Estimating Volatility

As I have pointed out several times in these commentaries, the volatility that counts in determining the current value of an option, put or call, is the future volatility between now and expiration of the option. The future values of the underlying are unknown today, and hence the future volatility is also unknown. So to arrive at a volatility that is useful to you as an options trader, you have to predict the future–an ominous task.

One natural approach to predicting the future is to assume that the future is going to be like the past. In many cases, this approach is valid; in many cases, it is not. For example, most people know you cannot conclude that a stock price will climb in the next six months just because it has been going up for the last six months.

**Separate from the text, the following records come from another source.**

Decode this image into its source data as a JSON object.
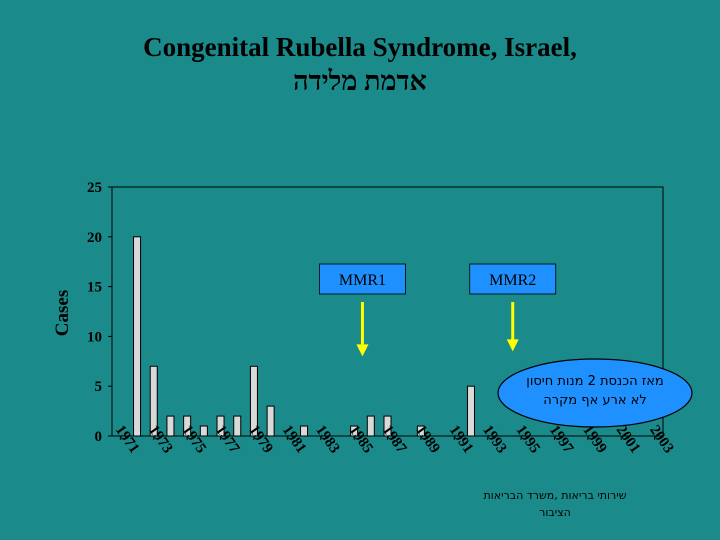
{
  "title_en": "Congenital Rubella Syndrome, Israel,",
  "title_he": "אדמת מלידה",
  "colors": {
    "background": "#1b8a8a",
    "bar_fill": "#d9d9d9",
    "arrow": "#ffff00",
    "bubble_fill": "#1e90ff",
    "label_box": "#1e90ff"
  },
  "chart_data": {
    "type": "bar",
    "title": "Congenital Rubella Syndrome, Israel,",
    "xlabel": "",
    "ylabel": "Cases",
    "ylim": [
      0,
      25
    ],
    "yticks": [
      0,
      5,
      10,
      15,
      20,
      25
    ],
    "x_tick_labels": [
      "1971",
      "1973",
      "1975",
      "1977",
      "1979",
      "1981",
      "1983",
      "1985",
      "1987",
      "1989",
      "1991",
      "1993",
      "1995",
      "1997",
      "1999",
      "2001",
      "2003"
    ],
    "categories": [
      1971,
      1972,
      1973,
      1974,
      1975,
      1976,
      1977,
      1978,
      1979,
      1980,
      1981,
      1982,
      1983,
      1984,
      1985,
      1986,
      1987,
      1988,
      1989,
      1990,
      1991,
      1992,
      1993,
      1994,
      1995,
      1996,
      1997,
      1998,
      1999,
      2000,
      2001,
      2002,
      2003
    ],
    "values": [
      0,
      20,
      7,
      2,
      2,
      1,
      2,
      2,
      7,
      3,
      0,
      1,
      0,
      0,
      1,
      2,
      2,
      0,
      1,
      0,
      0,
      5,
      0,
      0,
      0,
      0,
      0,
      0,
      0,
      0,
      0,
      0,
      0
    ],
    "grid": false,
    "annotations": [
      {
        "label": "MMR1",
        "year": 1985.5,
        "arrow_to": 8
      },
      {
        "label": "MMR2",
        "year": 1994.5,
        "arrow_to": 8.5
      }
    ]
  },
  "bubble": {
    "line1": "מאז הכנסת 2 מנות חיסון",
    "line2": "לא ארע אף מקרה"
  },
  "source": {
    "line1": "שירותי בריאות ,משרד הבריאות",
    "line2": "הציבור"
  }
}
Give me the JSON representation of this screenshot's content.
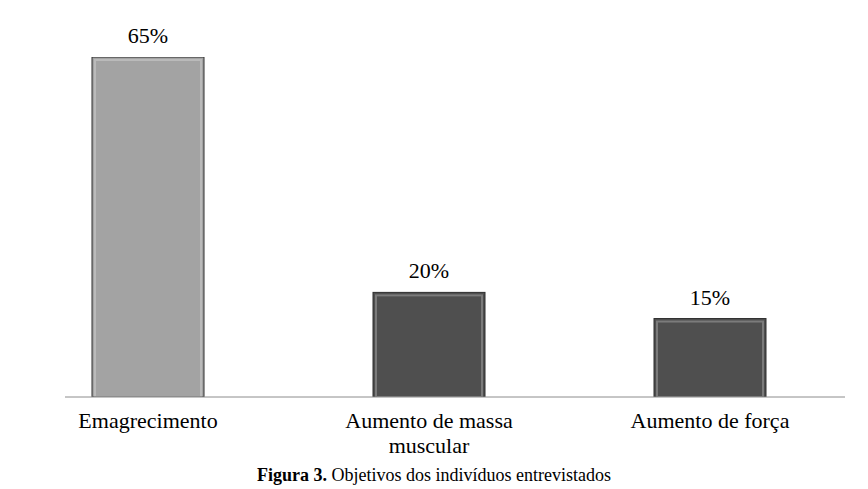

However, it just happens that volatility behavior of a stock tends to persist into the future, and the natural approach to predicting the future of volatility is not at all invalid. A part of the reason for this is that volatility is not as visible a quantity as the rise or fall of a price. Another part of the reason is that volatility represents uncertainty about the true value of a company, and this uncertainty is in a sense a characteristic of the company and its structure, which do not change much across time.

The usual way to estimate future volatility is to choose a look-back period, such as the 100 days we use on this site, and measure the volatility over this recent historical period by computing the standard deviation of the percentage change from each day in the period to the next. This gives you the one-day volatility over the last 100 days, and your assumption is that this one-day volatility will continue over the next time period.

Once you have the one-day volatility, you can use the square root law to compute the volatility over any period, as explained in previous commentaries. So, for instance, the volatility over 16 days is four times the one-day volatility. And if you are looking at an option with 16 days left to expiration, you would estimate the volatility over the next 16 days as four times the one-day volatility you have computed.

Of course, your estimate relies on the look-back period, in our case 100 days. If you had chosen 50 days, or 20 days, you would naturally have gotten a different answer–close, but different. One thing you might do to persuade yourself that you have a valid number is make this computation for different look-back periods. Here are the one-day values you get when you compute the volatility of IBM over the following look-back periods:











Look-back One-day volatility
100 2.53%
80 2.16%
60 2.05%
50 2.00%
40 2.07%
20 2.42%
10 2.63%

So looking back 100 days from today, August 18, we find that IBM has fluctuated typically about 2.53% per day; looking back only 50 days, we find a typical fluctuation of only 2.00% per day; and looking back only 10 days we find a typical fluctuation of 2.63% per day. And the other look-back periods are likewise different from these and from one another. Which one should you use?

This is an important question, because your opinion of the value of an IBM option depends on the volatility you use, and as we saw in the previous two commentaries, this value is not robust relative to the volatility. Small changes in the volatility can lead to large changes in the option value.

There are a number of reasonable ways to look at this problem, and I will discuss them in upcoming commentaries.